Schwäbische Zeitung (Bad Waldsee / Aulendorf)
Gefährlicher Massenrausch
Drogen an Seminarteilnehmer verteilt: Psychotherapeut gesteht
STADE (dpa/AFP) - Mehr als zwei Jahre nach dem Massenrausch bei einem Seminar zur Bewusstseinserweiterung in Handeloh in der Lüneburger Heide hat vor dem Landgericht in Stade der Prozess gegen den Veranstalter begonnen. Nach Angaben einer Sprecherin gestand der 52-Jährige, Drogen verteilt zu haben. Eine Schuld an den Vergiftungserscheinungen wies er aber zurück.
Notärzte kämpften auf dem Rasen des idyllischen Tagungszentrums südlich von Hamburg um das Überleben der Seminarteilnehmer, dann wurden die Betroffenen in verschiedene Kliniken der Region gebracht, auch die beiden Organisatoren. Erst gingen die Behörden von einer Lebensmittelvergiftung aus. Doch schnell stellte sich heraus, dass es um ein Drogenexperiment ging.
„Ich bestätige, dass die Anklagevorwürfe zu Recht erhoben wurden“, heißt es am Donnerstag in der sehr persönlichen Erklärung des Psychologen. Er habe den 27 Teilnehmern Kapseln mit dem Halluzinogen 2C-E angeboten, in denen ohne sein Wissen auch die psychoaktive Substanz Dragonfly enthalten gewesen sei.
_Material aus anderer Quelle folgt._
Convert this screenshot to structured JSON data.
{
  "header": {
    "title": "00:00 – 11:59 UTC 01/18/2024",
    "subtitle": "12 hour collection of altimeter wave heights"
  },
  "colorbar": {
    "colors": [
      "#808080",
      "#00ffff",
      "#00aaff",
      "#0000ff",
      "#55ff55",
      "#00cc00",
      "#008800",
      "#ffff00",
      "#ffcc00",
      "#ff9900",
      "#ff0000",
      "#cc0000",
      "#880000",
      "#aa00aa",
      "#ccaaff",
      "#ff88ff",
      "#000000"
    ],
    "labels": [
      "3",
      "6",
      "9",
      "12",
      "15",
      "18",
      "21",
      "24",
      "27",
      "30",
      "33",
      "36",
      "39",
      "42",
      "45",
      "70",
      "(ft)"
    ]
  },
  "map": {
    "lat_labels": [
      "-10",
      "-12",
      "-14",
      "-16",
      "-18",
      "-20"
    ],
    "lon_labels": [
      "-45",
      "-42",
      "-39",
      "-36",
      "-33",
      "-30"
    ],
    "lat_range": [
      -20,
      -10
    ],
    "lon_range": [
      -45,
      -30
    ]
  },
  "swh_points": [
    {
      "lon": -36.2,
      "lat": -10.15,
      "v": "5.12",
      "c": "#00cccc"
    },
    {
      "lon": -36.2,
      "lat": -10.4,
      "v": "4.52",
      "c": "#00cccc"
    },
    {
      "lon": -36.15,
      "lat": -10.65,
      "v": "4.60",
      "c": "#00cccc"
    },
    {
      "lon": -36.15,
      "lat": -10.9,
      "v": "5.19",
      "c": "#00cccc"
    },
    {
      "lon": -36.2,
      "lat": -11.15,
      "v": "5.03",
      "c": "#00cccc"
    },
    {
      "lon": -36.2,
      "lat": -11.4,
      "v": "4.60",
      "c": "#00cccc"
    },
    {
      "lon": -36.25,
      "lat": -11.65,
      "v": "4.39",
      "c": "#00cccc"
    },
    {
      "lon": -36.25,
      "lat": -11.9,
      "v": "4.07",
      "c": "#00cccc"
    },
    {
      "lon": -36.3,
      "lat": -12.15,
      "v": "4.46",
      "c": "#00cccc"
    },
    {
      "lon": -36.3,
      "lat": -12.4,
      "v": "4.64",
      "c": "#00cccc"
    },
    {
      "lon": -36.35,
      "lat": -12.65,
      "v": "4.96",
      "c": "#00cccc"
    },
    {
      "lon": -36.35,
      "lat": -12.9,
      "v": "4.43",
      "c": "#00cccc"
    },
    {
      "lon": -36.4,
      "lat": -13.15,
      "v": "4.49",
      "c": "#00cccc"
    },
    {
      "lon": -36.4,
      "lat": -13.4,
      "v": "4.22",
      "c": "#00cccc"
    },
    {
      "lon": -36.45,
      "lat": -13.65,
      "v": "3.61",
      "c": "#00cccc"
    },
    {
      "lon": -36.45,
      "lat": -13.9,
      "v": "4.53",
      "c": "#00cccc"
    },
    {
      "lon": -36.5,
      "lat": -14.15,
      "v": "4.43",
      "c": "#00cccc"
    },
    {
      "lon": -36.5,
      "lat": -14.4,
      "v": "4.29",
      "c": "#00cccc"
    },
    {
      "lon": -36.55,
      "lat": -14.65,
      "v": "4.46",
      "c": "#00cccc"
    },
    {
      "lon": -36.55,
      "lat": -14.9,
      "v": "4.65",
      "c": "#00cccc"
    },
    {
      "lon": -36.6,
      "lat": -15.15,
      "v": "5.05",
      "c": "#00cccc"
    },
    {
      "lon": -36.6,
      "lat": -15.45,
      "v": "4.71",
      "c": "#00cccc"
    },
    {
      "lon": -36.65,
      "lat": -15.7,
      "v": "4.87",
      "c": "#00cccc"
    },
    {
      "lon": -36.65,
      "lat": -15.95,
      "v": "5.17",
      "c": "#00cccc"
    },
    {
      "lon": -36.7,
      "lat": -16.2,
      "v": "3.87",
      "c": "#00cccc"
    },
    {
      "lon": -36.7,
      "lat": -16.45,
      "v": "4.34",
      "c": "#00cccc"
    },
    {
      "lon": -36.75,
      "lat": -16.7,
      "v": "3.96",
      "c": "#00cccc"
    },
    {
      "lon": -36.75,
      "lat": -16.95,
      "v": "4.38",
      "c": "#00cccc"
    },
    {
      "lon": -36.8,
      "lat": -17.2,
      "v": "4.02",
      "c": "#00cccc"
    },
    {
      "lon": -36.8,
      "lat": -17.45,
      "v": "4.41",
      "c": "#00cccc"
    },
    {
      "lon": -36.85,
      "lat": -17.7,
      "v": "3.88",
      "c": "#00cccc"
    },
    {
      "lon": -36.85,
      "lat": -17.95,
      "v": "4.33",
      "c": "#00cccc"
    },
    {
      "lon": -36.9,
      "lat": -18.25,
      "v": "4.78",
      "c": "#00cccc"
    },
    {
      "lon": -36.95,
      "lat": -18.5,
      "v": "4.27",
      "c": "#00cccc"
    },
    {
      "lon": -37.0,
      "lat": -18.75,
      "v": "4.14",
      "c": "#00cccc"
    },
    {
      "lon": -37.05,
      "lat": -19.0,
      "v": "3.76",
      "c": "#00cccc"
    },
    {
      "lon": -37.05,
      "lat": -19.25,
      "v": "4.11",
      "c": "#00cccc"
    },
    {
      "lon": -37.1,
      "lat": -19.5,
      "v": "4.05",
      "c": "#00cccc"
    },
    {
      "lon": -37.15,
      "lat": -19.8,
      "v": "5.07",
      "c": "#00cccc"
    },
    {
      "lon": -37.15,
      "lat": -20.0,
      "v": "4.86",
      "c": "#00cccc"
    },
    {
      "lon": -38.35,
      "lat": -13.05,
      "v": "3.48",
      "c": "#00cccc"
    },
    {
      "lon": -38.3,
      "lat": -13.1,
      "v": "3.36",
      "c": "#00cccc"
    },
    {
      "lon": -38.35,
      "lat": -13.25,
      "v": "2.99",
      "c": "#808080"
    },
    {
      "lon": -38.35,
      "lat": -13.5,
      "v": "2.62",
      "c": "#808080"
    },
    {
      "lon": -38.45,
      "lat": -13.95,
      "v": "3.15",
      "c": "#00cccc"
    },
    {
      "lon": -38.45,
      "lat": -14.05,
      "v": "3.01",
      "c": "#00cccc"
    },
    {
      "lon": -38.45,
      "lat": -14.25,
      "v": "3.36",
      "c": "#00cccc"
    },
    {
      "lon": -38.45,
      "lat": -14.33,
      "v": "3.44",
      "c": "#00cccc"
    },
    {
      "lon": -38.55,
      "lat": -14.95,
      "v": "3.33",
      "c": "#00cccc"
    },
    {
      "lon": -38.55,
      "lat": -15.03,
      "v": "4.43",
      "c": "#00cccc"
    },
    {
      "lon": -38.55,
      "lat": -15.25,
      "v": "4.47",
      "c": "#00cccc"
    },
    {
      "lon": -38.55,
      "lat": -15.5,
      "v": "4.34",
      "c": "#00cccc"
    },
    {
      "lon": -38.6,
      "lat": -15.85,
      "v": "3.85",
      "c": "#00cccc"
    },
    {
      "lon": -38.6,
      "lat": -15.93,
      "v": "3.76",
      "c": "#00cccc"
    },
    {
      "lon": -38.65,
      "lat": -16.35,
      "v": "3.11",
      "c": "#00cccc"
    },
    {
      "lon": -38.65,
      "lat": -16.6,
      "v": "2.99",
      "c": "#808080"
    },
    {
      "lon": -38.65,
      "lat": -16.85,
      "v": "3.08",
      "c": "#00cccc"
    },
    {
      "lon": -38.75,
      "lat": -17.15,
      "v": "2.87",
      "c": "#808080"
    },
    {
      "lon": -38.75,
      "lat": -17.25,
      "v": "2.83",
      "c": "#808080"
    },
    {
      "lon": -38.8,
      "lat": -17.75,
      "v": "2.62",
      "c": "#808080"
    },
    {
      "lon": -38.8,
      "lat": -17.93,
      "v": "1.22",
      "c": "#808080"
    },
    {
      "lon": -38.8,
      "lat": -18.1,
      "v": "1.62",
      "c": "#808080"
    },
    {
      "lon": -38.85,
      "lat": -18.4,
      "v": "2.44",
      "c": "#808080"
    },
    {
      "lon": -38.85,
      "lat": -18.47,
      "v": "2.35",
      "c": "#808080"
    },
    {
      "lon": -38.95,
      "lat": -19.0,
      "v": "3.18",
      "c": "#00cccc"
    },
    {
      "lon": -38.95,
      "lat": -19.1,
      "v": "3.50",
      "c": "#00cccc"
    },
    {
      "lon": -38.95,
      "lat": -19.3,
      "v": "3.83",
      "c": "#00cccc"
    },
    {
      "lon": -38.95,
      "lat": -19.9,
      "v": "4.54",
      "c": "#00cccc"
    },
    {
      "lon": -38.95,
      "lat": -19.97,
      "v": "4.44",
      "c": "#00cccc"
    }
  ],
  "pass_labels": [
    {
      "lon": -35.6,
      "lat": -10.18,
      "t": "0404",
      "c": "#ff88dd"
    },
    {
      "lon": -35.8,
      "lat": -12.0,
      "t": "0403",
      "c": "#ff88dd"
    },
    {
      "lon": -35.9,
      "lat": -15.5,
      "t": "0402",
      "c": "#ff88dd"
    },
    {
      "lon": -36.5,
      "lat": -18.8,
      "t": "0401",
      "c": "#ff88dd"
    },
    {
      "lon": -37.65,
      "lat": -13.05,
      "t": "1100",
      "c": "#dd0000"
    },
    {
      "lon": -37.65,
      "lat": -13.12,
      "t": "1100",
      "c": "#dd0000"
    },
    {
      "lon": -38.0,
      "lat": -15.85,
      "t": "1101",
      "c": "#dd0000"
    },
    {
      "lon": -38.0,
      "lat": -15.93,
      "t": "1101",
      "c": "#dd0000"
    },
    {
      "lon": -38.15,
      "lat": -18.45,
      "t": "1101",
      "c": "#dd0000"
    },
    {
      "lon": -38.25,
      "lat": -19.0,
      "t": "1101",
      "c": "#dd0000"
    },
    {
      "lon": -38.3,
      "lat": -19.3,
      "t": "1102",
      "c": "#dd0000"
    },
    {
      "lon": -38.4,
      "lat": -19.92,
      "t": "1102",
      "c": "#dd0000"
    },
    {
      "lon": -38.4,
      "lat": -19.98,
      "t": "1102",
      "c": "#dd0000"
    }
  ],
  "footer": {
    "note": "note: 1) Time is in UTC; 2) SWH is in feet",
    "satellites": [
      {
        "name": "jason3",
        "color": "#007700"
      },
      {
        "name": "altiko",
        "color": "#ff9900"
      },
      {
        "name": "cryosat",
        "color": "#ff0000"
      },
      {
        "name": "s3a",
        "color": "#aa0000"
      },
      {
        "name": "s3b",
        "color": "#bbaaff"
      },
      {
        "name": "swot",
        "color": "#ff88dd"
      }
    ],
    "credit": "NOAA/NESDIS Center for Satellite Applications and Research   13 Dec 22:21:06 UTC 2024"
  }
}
Er spricht von einem „Unfall“und entschuldigt sich mehrfach bei allen Betroffenen. Es habe sich um eine „freiwillige, selbstverantwortliche Einnahme gehandelt“, sagt er. Es sei kein Treffen von Heilpraktikern gewesen. Vom Arzt bis zum Friseur, vom Psychologen bis zum Erzieher seien ganz unterschiedliche Teilnehmer dabei gewesen.
Der 52-Jährige ist wegen des unerlaubten Besitzes und des Überlassens von Betäubungsmitteln oder anderen gesetzlich regulierten dro- genartigen Stoffen angeklagt. 2C-E fällt in Deutschland seit Ende 2014 unter das Betäubungsmittelgesetz. Umgang mit Bromo-Dragonfly ist erst durch das im November 2016 in Kraft getretene Neue-psychoaktiveStoffe-Gesetz untersagt.
Berufsverbot denkbar
Laut Anklage sollte im Rahmen einer äußerst umstrittenen Therapieform, der sogenannten Psycholyse, eine Bewusstseinserweiterung erreicht werden. Das bestreitet der Angeklagte, auch wenn er die Therapieform begrüße. Der mögliche Sektenhintergrund sei nicht Teil der juristischen Untersuchungen, hatte der Verteidiger betont. Den Ermittlungsergebnissen der Staatsanwaltschaft zufolge seien die Organisatoren Sympathisanten der sogenannten Kirschblütengemeinschaft. Die Ge- meinschaft des im Januar gestorbenen Schweizer Therapeuten Samuel Widmer wurde von der Zentralstelle für Weltanschauungsfragen der Evangelischen Kirche als „problematisch“eingestuft, Kritiker sprechen von einer Sekte.
„Hier wird somit nicht nur versucht, eine Therapiemethode zu diskreditieren, sondern ein Rufmord an Menschen riskiert, die einfach anders leben wollen“, heißt es mit Blick auf Handeloh auf der Internet-Seite der Gemeinschaft. Im Rahmen seiner Arbeit habe er „zu Samuel Widmer gefunden“, sagt der Angeklagte dazu am Donnerstag nur.
Dem Angeklagten droht nicht nur eine Haftstrafe. Laut Staatsanwaltschaft kommt ein Berufsverbot in Betracht. Ein Urteil könnte beim nächsten Verhandlungstermin am 22. November fallen.